Wednesday, November 27, 2013


Post-translational regulation of potassium channels by CPKs (Calcium-dependent Protein Kinases) in Arabidopsis thaliana: a role in adaptive response to environmental stresses?

Elsa Ronzier
BPMP, “Electrical and calcium signalling” team


Jury :
Alain VAVASSEUR, DR / CEA Cadarache, Rapporteur
Sébastien THOMINE, DR/ISV, Rapporteur
Sylvie COURSOL, CR/Institut Jean-Pierre Bourgin, Examinateur
Frédéric GAYMARD, DR/B&PMP, Examinateur
Jean-Baptiste THIBAUD, DR/B&PMP, CoDirecteur de thèse
Tou Cheu XIONG, CR/B&PMP, CoDirecteur de thèse


Abstract :
Potassium Shaker channels are major pathways for K+ across plant cell plasma membrane. These channels are implicated in K+ absorption from soil and in its redistribution throughout the plant. They are more particularly implicated in stomatal movement and therefore are finely regulated. They can especially undergo post-translational modifications such as phosphorylation by protein kinases.
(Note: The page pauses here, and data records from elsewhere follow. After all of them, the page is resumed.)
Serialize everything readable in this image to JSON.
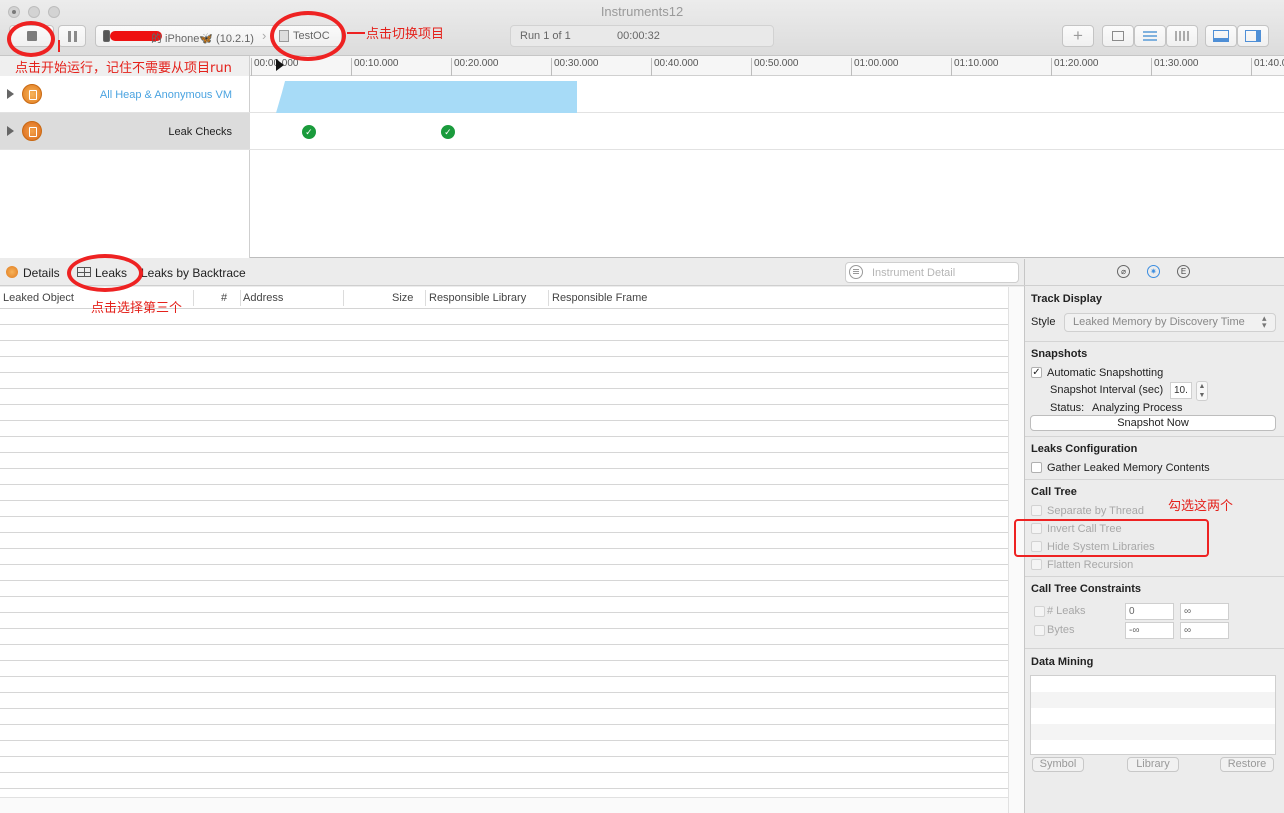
{
  "window": {
    "title": "Instruments12"
  },
  "toolbar": {
    "device": "的 iPhone🦋 (10.2.1)",
    "project": "TestOC",
    "run_label": "Run 1 of 1",
    "elapsed": "00:00:32"
  },
  "ruler": {
    "ticks": [
      "00:00.000",
      "00:10.000",
      "00:20.000",
      "00:30.000",
      "00:40.000",
      "00:50.000",
      "01:00.000",
      "01:10.000",
      "01:20.000",
      "01:30.000",
      "01:40.0"
    ]
  },
  "tracks": [
    {
      "name": "All Heap & Anonymous VM",
      "color": "#4aa3e0"
    },
    {
      "name": "Leak Checks"
    }
  ],
  "detail": {
    "crumbs": [
      "Details",
      "Leaks",
      "Leaks by Backtrace"
    ],
    "search_placeholder": "Instrument Detail"
  },
  "table": {
    "columns": [
      "Leaked Object",
      "#",
      "Address",
      "Size",
      "Responsible Library",
      "Responsible Frame"
    ]
  },
  "inspector": {
    "track_display": {
      "title": "Track Display",
      "style_label": "Style",
      "style_value": "Leaked Memory by Discovery Time"
    },
    "snapshots": {
      "title": "Snapshots",
      "auto_label": "Automatic Snapshotting",
      "auto_checked": "✓",
      "interval_label": "Snapshot Interval (sec)",
      "interval_value": "10.",
      "status_label": "Status:",
      "status_value": "Analyzing Process",
      "button": "Snapshot Now"
    },
    "leaks_config": {
      "title": "Leaks Configuration",
      "gather_label": "Gather Leaked Memory Contents"
    },
    "call_tree": {
      "title": "Call Tree",
      "options": [
        "Separate by Thread",
        "Invert Call Tree",
        "Hide System Libraries",
        "Flatten Recursion"
      ]
    },
    "constraints": {
      "title": "Call Tree Constraints",
      "leaks_label": "# Leaks",
      "leaks_min": "0",
      "leaks_max": "∞",
      "bytes_label": "Bytes",
      "bytes_min": "-∞",
      "bytes_max": "∞"
    },
    "data_mining": {
      "title": "Data Mining",
      "buttons": [
        "Symbol",
        "Library",
        "Restore"
      ]
    }
  },
  "annotations": {
    "start_run": "点击开始运行，记住不需要从项目run",
    "switch_project": "点击切换项目",
    "select_third": "点击选择第三个",
    "check_two": "勾选这两个",
    "color": "#ee2222"
  }
}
The aim of this work is to determine the implication of CPKs (Ca2+-dependent Protein Kinases) in Shaker channel post-translational regulation. CPK13 and CPK6 molecular mechanisms of action on Shaker sub-unit KAT2 activity are specifically studied here. First part of this work consisted in cloning, producing and characterizing recombinant proteins and broad screening of CPK effects on Shaker channel activity, using heterologous expression. Second part focuses on the role of CPK13 in stomatal regulation through its effect on KAT2 activity. Over-expression of CPK13 in plant is shown to induce a defect of stomatal aperture and plant growth. KAT2 and CPK13 interaction at the plasma membrane is evidenced by using FRET-FLIM technique. KAT2 phosphorylation by CPK13 is checked on peptide arrays. Finally, a 60% decrease of KAT2 activity by CPK13 is shown using voltage-clamp on xenopus oocyte. Third and last part of this work suggests a role of CPK6 in salt stress resistance through KAT2 channel regulation. Inward potassium channels are indeed known to be activated upon salt stress to contribute keeping a low Na+/K+ ratio. Now, voltage-clamp technique demonstrates that KAT2 activity is increased by CPK6 and salt stress is shown to both increase CPK6 expression and elicit a calcium wave. Using GUS lines evidences KAT2 and CPK6 co-expression in Arabidopsis thaliana (in phloem and guard cells). Physical interaction between these two partners is shown by FRET-FLIM, and KAT2 phosphorylation by CPK13 gets strong support from peptide array assays.